La métaphore de l'olivier souligne la vision à long terme d'Arteta. Tout comme un arbre met des années à porter ses fruits, le projet d'Arsenal exigeait de la patience. La confiance du conseil d'administration, attestée par des prolongations de contrat répétées, a été récompensée alors que l'équipe a appris de quasi-échecs déchirants—y compris un effondrement douloureux il y a deux saisons—pour finalement surpasser City, qui a faibli dans la dernière ligne droite. Ce titre n'est pas seulement un trophée ; c'est la validation d'une approche philosophique fondée sur le développement des jeunes, un recrutement intelligent et une discipline tactique. Il consolide l'héritage d'Arteta en tant que l'un des entraîneurs d'élite du football mondial.
Après le coup de sifflet final, Arteta a finalement rejoint ses joueurs dans une boîte de nuit du West End, menant des chants bruyants de "Champions d'Angleterre". Il a également tenu à appeler son ami d'enfance Andoni Iraola, l'entraîneur de Bournemouth dont l'équipe avait fait match nul contre City, s'avérant décisif, pour lui exprimer sa gratitude. L'appel téléphonique a fait le pont entre deux parcours : Arteta et Iraola ont joué ensemble pour l'équipe de jeunes d'Antiguoko en Espagne, et maintenant ils avaient collaboré, bien qu'indirectement, pour faire basculer l'équilibre des forces dans le football anglais. C'était un geste de classe de la part d'un homme qui attache une grande importance aux relations personnelles.
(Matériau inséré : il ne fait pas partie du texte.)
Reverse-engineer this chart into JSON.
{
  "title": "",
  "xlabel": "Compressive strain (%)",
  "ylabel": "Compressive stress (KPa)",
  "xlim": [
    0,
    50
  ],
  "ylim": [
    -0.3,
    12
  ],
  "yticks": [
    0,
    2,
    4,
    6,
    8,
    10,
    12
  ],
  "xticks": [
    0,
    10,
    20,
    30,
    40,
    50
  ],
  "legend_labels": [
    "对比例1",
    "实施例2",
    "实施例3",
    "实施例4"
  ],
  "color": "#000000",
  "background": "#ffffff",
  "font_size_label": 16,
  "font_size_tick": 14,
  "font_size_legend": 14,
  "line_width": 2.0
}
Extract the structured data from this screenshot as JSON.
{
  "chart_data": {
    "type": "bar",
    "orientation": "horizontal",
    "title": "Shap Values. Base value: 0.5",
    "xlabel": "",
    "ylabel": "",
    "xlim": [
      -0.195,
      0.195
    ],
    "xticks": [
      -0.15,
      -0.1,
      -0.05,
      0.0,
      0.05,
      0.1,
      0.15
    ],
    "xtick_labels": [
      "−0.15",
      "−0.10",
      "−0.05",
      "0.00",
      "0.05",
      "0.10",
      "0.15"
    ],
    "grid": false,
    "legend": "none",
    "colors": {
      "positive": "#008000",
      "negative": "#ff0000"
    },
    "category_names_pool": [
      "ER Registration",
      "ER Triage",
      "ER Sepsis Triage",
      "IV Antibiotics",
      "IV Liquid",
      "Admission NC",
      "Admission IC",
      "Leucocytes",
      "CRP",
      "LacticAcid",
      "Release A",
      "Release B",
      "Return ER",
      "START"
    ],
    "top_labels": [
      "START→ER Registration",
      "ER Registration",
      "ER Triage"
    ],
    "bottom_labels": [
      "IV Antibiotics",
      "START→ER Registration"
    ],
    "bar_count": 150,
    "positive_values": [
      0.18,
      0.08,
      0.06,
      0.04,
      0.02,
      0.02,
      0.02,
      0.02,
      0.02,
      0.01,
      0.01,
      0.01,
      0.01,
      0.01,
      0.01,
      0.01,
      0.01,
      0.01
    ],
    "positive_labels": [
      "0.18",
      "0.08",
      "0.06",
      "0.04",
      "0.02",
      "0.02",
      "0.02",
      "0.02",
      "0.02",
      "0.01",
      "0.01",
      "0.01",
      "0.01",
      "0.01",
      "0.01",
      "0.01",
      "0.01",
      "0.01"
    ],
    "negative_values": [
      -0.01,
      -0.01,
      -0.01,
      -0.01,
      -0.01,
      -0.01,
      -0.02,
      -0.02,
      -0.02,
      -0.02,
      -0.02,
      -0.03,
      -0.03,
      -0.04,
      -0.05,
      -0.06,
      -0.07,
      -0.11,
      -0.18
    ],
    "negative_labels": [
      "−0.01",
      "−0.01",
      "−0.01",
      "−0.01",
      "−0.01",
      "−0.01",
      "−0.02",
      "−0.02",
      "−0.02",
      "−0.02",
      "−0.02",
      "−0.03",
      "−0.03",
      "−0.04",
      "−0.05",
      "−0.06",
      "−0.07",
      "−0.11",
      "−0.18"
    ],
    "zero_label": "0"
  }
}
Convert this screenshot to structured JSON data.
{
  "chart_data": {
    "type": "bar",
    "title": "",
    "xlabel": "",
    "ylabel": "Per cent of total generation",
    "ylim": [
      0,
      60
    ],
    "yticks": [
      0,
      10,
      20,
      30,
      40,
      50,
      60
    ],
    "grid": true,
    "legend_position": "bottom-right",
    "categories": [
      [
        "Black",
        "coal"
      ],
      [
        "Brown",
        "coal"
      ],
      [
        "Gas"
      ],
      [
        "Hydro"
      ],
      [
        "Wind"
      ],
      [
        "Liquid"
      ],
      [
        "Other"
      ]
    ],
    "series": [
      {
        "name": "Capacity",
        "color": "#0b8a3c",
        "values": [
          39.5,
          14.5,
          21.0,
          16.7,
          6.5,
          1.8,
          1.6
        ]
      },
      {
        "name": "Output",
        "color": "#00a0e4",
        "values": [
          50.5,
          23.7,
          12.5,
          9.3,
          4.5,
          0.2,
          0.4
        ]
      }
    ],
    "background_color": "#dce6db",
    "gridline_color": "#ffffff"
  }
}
En perspective, Arsenal espère que le défenseur Jurriën Timber se remettra de sa blessure pour affronter le Paris Saint-Germain en finale de la Ligue des champions à Budapest samedi prochain. Le polyvalent Néerlandais a manqué la dernière ligne droite du championnat mais pourrait apporter un coup de pouce majeur en tant qu'arrière gauche ou défenseur central. Pendant ce temps, le milieu de terrain Mikel Merino est revenu à l'entraînement, ajoutant de la profondeur et de l'expérience. Avec la gloire nationale acquise, le doublé est désormais à portée de main. Arteta lui-même a reconnu le désir d'aller plus loin, fixant son regard sur la suprématie européenne.
La finale de la Ligue des champions représente une chance de transcender cette saison déjà historique. Le PSG, avec son équipe de stars, se dresse sur le chemin, mais Arsenal aborde le match avec l'avantage psychologique d'un succès récent. La perspicacité tactique d'Arteta sera testée face au style de possession de Luis Enrique, mais la préparation méticuleuse de l'entraîneur est devenue une marque de fabrique. Ce groupe a montré qu'il peut gérer la pression, et un deuxième trophée majeur les élèverait au rang de légendes du club.
Le parcours d'Arteta, de la construction d'un feu dans son jardin jusqu'au bord d'une couronne européenne, est une histoire de folklore footballistique. Son aveu de vulnérabilité, le rassemblement autour de l'olivier et le moment familial en larmes contribuent tous à un récit bien plus riche que les statistiques froides d'un titre de championnat. C'est une histoire de persévérance, de découverte de soi et de l'alchimie de la croyance collective. L'entraîneur qui se demandait autrefois s'il était assez a maintenant prouvé qu'il est plus que capable—et il n'a pas fini.
D'après un reportage de The Guardian.